Parmi les difficultés rencontrées ?
- Le faible nombre de candidatures reçues ;
- Un décalage entre les candidatures reçues et les talents convoités ;
- La concurrence d’autres employeurs sur les mêmes talents.
Mais le principal défi à relever réside dans le nombre de candidatures reçues, comme l’indique ce tableau.
Face à une concurrence plus vive, une stratégie plus offensive
Parmi les outils privilégiés des recruteurs de ces populations, les réseaux sociaux. Si l’utilisation de ces canaux était déjà bien ancrée en 2021, elle a continué à augmenter en 2022 (73 %, soit + 4 points). Selon l’APEC, il s’agit du 2e canal de recrutement de cadre le plus utilisé des organisations, toutes tailles confondues (il n’était que le 3ème en 2021, le 4ème en 2020 et 2019).
Les entreprises utilisant les réseaux sociaux surtout pour diffuser leurs offres d’emploi (68 % ; + 6 points par rapport à 2021). Mais aussi pour approcher de manière directe les candidats (54 % ; 4 points en plus par rapport à 2021).
De même, les organisations, peut-être plus proactives que jamais, diversifient leurs canaux de sourcing et continuent à faire évoluer leurs processus en cherchant à le simplifier et à l’adapter au profil du candidat pour éviter de le perdre en cours de route.

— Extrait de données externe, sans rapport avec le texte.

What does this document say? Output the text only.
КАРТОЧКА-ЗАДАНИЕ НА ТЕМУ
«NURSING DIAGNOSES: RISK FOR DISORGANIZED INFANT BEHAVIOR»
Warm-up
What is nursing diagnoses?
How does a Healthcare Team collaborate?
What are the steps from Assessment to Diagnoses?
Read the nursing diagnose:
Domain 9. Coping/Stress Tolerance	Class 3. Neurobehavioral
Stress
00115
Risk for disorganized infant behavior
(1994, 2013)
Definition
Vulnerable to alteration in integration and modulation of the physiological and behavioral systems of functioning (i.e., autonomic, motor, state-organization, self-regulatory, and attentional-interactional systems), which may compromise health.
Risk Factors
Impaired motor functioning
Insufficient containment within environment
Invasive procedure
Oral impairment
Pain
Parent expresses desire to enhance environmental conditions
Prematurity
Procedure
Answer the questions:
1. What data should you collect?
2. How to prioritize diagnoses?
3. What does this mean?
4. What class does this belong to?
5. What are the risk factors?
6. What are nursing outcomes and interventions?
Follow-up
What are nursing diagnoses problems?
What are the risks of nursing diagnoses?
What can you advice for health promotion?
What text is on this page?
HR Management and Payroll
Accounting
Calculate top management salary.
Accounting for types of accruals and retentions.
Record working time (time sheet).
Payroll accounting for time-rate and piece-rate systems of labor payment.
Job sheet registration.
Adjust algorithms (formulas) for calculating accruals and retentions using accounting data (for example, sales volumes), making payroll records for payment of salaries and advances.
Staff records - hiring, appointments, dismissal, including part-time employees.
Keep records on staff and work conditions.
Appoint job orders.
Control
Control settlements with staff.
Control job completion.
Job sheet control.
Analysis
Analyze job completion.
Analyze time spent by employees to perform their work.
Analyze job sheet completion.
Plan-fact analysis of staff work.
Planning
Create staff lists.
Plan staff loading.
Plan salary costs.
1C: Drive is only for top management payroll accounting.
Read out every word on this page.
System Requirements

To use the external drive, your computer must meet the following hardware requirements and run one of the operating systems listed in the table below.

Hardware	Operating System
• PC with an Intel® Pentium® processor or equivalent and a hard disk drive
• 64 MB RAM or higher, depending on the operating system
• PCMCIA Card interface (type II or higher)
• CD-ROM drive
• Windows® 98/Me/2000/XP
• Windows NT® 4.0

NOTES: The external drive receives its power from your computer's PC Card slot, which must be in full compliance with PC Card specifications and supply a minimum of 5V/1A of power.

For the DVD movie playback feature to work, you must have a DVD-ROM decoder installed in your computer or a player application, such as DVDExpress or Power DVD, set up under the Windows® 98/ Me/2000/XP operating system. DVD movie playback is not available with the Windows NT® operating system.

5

Recrutement cadre : les entreprises revoient leurs fondamentaux
Un assouplissement des exigences ?
Si la majeure partie des organisations continuent de solliciter la fameuse lettre de motivation auprès des candidats, elles sont moins nombreuses à l’exiger qu’avant (- 11 points vs 2021). Un recul particulièrement présent dans les grandes entreprises (58 % ; – 18 points). Celles qui rencontrent des difficultés liées à l’embauche sont d’ailleurs beaucoup moins exigeantes en la matière qu’avant (55 %, – 14 points).
Pour que le recrutement d’un cadre aboutisse, les organisations privilégient d’autres pratiques d’évaluation. Elles ont davantage recours à la présélection téléphonique. En la matière, c’est dans les PME que la progression a été la plus significative l’an dernier.
Par ailleurs, les entretiens en visioconférence s’installent dans les usages des recruteurs depuis la crise sanitaire.
Recrutement de profil-cadre : les concessions des organisations
Pour faire aboutir le recrutement d’un profil-cadre, les entreprises ont recours à certains ajustements liés à la rémunération et au profil du talent recherché. L’association indique qu’elles semblent même prêtes à revoir leurs conditions d’emploi.
Les recruteurs seraient donc enclins à faire plus de concessions, en recrutant au poste de cadre des personnes ayant moins de compétences techniques (51 %, + 4 points), ou moins d’expérience (50 % ; + 4 points) que prévu. Les ajustements en faveur d’un profil-cadre plus junior ont été les plus courants au sein des secteurs où les difficultés de recrutement abondent, comme dans les secteurs informatiques (65 %), ainsi que l’ingénierie R&D (63 %).
De même, 4 organisations sur 10 seraient prêtes à accepter que le candidat sélectionné pour un poste de cadre travaille à temps partiel ou qu’il bénéficie d’avantages supplémentaires (ex. voiture de fonction) pour pallier un recrutement compliqué.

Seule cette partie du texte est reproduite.